Presentation from Lukas: Containers in ATLAS
- Containers and Package Managers solve related, but largely orthogonal problems
- PMs main unit of distribution is a software package with declared dependencies,
each operation is a filesystem change. Packages interface with each other via
low level ABIs.
- Containers main unit of distribution is an filesystem, image of which is sequence
of package manager and other operations. Containers interface with each other via
abstract file/REST/data server/message queues.
- Good fit in HEP: global distribution of a complex stack that uses significant OS component to a wide range of systems that we don’t manage like the Grid, HPC user laptops.
- User developed analysis software has different requirements - often a mix between stages inside release, own code that might require specific directory structure.
Physics reproducibility is important.
- Two approaches in ATLAS for images:
- “Fat”: Completely self-contained, local on disk, no network or local cvmfs install needed. But large (10GB+).
- “Thin”: Only provide OS, domain software from host install of CVMFS - needs network, and no immediate knowledge of what bits in CVMFS are used.

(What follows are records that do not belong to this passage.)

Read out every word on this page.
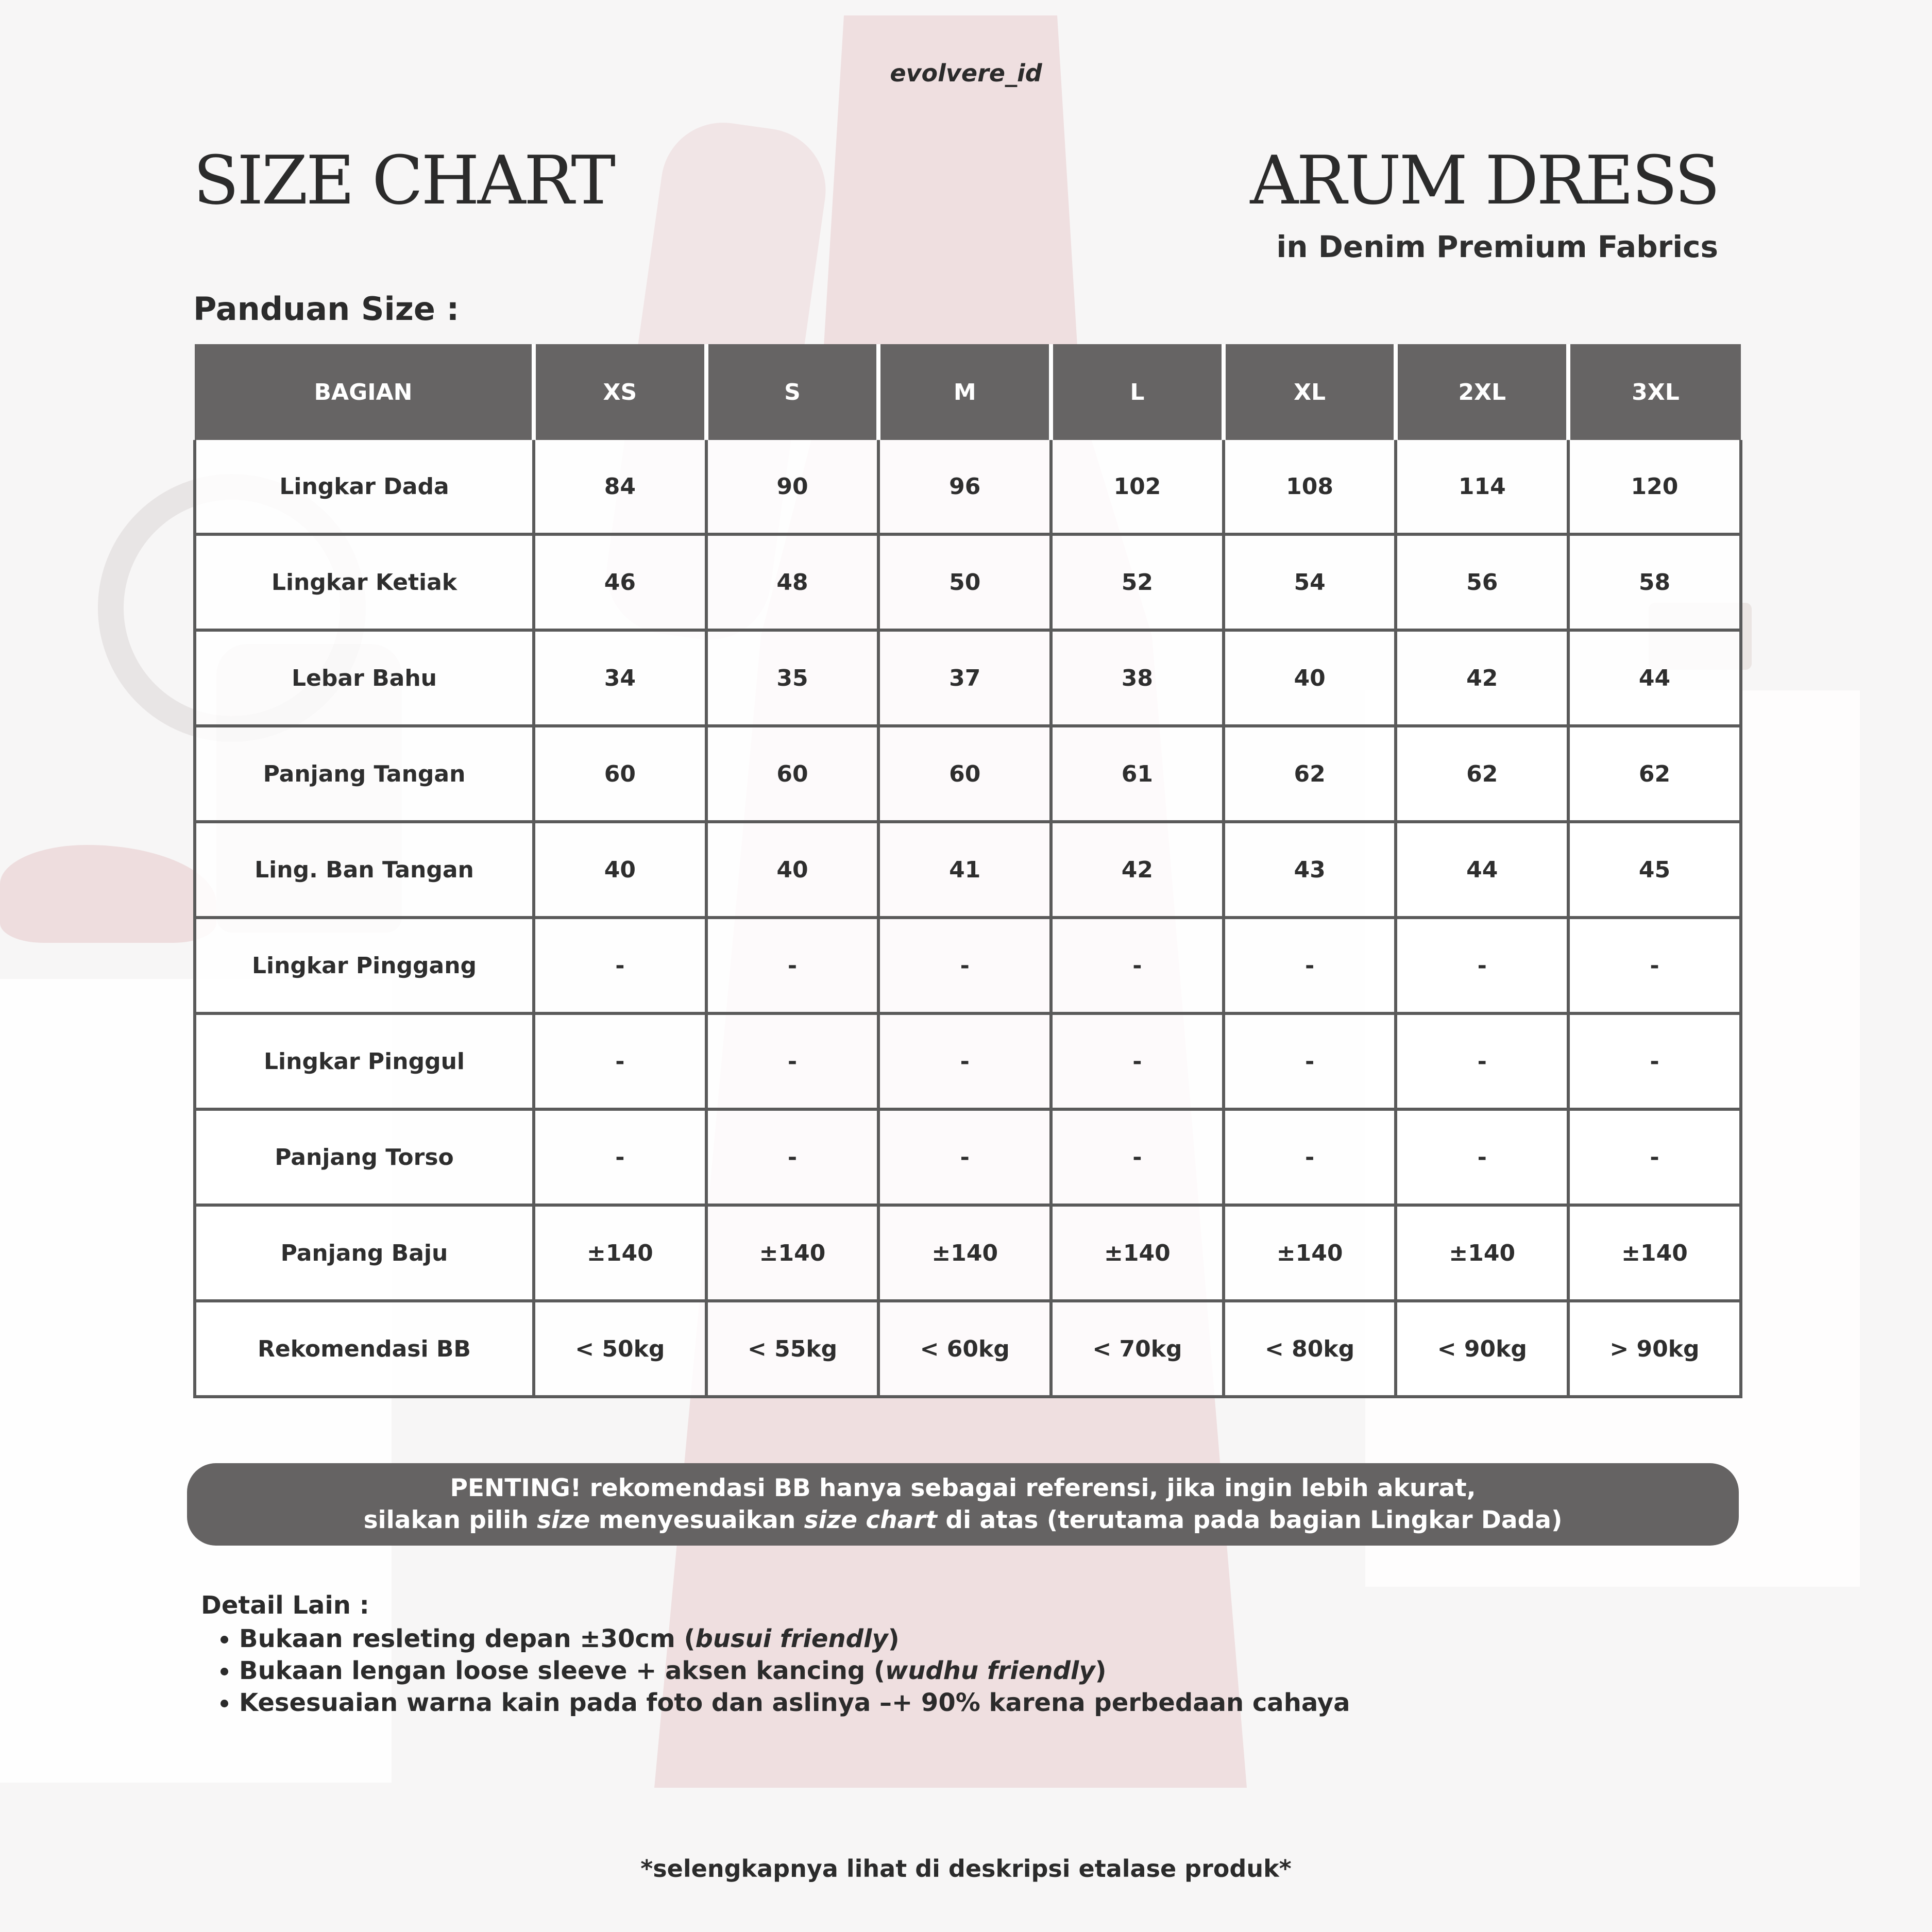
evolvere_id
SIZE CHART	ARUM DRESS
in Denim Premium Fabrics
Panduan Size :
BAGIAN	XS	S	M	L	XL	2XL	3XL
Lingkar Dada	84	90	96	102	108	114	120
Lingkar Ketiak	46	48	50	52	54	56	58
Lebar Bahu	34	35	37	38	40	42	44
Panjang Tangan	60	60	60	61	62	62	62
Ling. Ban Tangan	40	40	41	42	43	44	45
Lingkar Pinggang	-	-	-	-	-	-	-
Lingkar Pinggul	-	-	-	-	-	-	-
Panjang Torso	-	-	-	-	-	-	-
Panjang Baju	±140	±140	±140	±140	±140	±140	±140
Rekomendasi BB	< 50kg	< 55kg	< 60kg	< 70kg	< 80kg	< 90kg	> 90kg
PENTING! rekomendasi BB hanya sebagai referensi, jika ingin lebih akurat,
silakan pilih size menyesuaikan size chart di atas (terutama pada bagian Lingkar Dada)
Detail Lain :
• Bukaan resleting depan ±30cm (busui friendly)
• Bukaan lengan loose sleeve + aksen kancing (wudhu friendly)
• Kesesuaian warna kain pada foto dan aslinya –+ 90% karena perbedaan cahaya
*selengkapnya lihat di deskripsi etalase produk*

- Build both as part of nightlies for offline and analysis releases, distributed via Docker Hub.
- Work on CVMFS Graph Driver - “Fat” Image, can be used directly, but also deployed over CVMFS. Docker can then just pull the bits it needs.
- In use for local development, especially on non-supported platforms.
- In use for CI - easy integration on common platforms
- Also for grid deployment - using Singularity as container runtime. HPC may lack networked filesystems like CVMFS, but can support containers
- Using for Analysis Preservation - CERN Analysis Preservation Portal. Kubernetes cluster.
- Training: Easy entry point for new collaboration members.
Discussion
- Size of “Fat” images depends on domain: User Analysis (small, ~2GB total) and Reconstruction (large ~20GB).
- How to track provenance of an image? In Images, have each layer was created, but not deterministic. Then the package manager layer, e.g. graph based deterministic.
- Some development to run docker images without root privileges, e.g. uDocker.
AOB
- Next meeting in 2 weeks, 13th December.
- Apologies to Guilherme on overrun - guide to using demo Portage Docker/CVMFS
installs will be distributed, presentation at next meeting.